The meeting wasn’t all coffee and brainstorming; we also had the opportunity to go out and sample dragonfly larvae in Joshua Tree! Park staff from the natural resources and media teams guided us through the Mojave Desert to collect samples from a park and region of the country that we have been striving to include in our dataset. Just our luck—we found an abundance of larvae at our very first site, making Joshua Tree the newest park to contribute samples to the DMP. We stumbled upon an oasis of palm trees and small ponds full of frogs, vegetation, and dragonfly larvae. Thanks to the park’s diligent protection of this oasis as a biologically sensitive area, we were able to collect samples that will provide baseline data for mercury in Joshua Tree, a beginning for longer-term monitoring in the park. These data will allow us to generate new information about mercury pollution and deposition in our nation’s western public lands.

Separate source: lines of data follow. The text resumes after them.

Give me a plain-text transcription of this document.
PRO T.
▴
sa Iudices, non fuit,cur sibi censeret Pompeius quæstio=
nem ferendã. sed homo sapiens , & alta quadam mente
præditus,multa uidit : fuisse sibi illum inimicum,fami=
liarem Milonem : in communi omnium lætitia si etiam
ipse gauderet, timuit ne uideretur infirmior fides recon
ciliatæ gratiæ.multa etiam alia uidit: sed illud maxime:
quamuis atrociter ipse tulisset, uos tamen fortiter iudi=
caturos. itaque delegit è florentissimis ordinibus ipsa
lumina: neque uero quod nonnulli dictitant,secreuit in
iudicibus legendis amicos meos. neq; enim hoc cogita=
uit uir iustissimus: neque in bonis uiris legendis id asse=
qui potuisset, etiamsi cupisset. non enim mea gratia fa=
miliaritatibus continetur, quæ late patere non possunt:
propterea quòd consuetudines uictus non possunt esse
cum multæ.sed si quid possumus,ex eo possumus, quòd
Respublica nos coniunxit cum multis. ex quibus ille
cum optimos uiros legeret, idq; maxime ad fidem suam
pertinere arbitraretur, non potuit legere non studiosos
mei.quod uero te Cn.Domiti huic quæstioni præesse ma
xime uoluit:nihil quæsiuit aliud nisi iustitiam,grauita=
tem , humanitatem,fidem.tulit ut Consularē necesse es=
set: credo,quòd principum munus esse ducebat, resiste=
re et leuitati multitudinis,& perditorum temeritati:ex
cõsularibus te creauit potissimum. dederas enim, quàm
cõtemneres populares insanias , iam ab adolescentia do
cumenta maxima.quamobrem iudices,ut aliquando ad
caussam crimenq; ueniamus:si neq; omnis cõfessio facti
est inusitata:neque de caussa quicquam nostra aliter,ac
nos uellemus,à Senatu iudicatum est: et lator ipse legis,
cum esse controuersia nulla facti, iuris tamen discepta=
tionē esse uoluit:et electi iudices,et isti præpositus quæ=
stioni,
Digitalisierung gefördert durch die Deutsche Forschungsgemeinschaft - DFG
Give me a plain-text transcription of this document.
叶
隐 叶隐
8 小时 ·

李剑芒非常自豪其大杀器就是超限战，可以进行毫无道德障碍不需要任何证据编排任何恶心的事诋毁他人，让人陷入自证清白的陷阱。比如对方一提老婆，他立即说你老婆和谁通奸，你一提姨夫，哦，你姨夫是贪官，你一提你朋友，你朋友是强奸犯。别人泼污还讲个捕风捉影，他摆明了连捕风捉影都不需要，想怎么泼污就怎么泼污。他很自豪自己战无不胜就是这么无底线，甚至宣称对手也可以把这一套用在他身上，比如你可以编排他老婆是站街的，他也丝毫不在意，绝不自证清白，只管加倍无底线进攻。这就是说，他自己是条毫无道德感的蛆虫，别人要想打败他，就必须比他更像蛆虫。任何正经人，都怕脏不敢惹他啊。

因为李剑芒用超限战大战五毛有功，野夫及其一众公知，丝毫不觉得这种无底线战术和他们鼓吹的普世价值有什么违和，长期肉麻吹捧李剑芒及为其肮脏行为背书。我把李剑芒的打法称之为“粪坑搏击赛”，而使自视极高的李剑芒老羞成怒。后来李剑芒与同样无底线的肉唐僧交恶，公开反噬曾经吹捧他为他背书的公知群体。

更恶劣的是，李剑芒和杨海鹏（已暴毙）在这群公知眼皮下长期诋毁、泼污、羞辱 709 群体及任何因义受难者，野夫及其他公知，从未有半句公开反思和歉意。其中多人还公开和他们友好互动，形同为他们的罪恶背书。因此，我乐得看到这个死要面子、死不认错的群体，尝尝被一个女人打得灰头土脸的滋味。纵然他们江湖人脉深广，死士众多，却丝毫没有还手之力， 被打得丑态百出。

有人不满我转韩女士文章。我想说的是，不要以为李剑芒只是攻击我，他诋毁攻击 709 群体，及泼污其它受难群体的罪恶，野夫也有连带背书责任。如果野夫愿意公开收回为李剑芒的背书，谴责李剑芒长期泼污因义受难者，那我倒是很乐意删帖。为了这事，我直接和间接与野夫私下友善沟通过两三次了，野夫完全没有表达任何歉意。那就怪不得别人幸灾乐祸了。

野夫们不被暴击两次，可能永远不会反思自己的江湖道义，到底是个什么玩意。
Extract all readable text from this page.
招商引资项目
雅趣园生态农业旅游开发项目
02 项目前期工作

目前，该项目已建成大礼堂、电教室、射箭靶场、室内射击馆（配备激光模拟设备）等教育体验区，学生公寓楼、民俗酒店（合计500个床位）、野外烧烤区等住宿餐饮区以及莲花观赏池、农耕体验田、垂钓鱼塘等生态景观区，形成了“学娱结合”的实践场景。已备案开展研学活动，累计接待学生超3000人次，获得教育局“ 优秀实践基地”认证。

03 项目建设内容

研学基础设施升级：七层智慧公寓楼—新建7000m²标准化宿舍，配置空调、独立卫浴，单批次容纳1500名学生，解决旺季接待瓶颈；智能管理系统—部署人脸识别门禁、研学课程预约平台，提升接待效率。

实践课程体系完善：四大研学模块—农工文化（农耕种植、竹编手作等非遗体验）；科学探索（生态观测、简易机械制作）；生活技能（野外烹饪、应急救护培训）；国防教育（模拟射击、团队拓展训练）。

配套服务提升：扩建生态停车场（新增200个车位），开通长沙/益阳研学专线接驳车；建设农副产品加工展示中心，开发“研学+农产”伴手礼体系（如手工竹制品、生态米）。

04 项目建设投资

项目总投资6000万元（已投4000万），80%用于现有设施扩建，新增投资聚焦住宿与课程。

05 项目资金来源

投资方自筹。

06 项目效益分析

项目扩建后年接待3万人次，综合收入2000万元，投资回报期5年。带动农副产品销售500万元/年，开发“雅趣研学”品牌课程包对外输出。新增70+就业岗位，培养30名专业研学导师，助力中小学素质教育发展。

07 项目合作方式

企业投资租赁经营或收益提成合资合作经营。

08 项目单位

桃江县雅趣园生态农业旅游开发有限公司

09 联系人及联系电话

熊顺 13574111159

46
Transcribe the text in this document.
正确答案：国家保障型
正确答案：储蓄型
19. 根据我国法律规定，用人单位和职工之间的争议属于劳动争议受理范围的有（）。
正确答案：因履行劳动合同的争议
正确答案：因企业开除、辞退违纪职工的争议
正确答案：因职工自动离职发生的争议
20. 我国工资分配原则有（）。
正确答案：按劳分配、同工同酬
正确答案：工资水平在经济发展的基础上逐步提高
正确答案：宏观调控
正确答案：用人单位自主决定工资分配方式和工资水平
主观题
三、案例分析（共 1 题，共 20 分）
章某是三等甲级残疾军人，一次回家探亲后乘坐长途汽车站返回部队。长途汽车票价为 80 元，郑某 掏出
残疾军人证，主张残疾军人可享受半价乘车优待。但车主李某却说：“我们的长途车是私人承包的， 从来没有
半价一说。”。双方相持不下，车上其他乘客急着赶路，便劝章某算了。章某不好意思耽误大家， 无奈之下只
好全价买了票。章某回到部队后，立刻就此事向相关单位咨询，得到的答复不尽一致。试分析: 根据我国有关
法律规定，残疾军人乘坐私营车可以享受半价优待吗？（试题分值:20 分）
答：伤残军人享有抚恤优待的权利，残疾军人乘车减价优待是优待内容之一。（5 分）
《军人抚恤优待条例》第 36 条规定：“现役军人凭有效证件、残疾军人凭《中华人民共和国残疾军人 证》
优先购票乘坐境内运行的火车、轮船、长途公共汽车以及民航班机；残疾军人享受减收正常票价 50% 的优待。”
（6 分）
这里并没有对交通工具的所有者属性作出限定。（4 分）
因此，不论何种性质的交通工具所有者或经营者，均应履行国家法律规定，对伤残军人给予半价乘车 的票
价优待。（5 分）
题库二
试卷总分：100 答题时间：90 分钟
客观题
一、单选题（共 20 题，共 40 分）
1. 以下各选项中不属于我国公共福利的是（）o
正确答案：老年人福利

While there is room for growth and expansion, the DMP team also took the time to acknowledge past accomplishments. The project has engaged over 100 parks and more than 4,500 citizen scientists in 47 of the 50 United States. Post-sampling feedback from parks has prompted us to improve sampling assistance, identification tools, and data generation and visualization. The transition from the University of Maine to the Appalachian Mountain Club (AMC) has allowed the DMP to keep developing its goals related to outreach, education, and citizen science. We have produced resources such as a sampling demonstration video, an interactive Dragonfly Mercury Data Map, and a detailed video on how to identify dragonfly larvae to family. With ongoing funding through main project partners the National Park Service, U.S. Geological Survey, and National Park Foundation; support from partners AMC and Schoodic Institute; and now deeper ties with Dartmouth College, the DMP can continue to develop these products for our invaluable parks and citizen scientists.
So, what can you expect from the DMP in the future? More data results! Interactive maps and storyboards! Photo contests! Facebook and Instagram updates! We love the work that we are able to do with this project, and we look forward to all the possibilities that our research has to offer. This unique study connects parks to citizen scientists and the local community and unites scientists and resource managers nationwide in the effort to investigate mercury as a pollutant. Our three days at Joshua Tree provided us with adventure, laughter, and lots—and lots—of tasks to act upon. We can’t wait to see which parks, old and new, join us for the 2020 sampling season. See you in the field!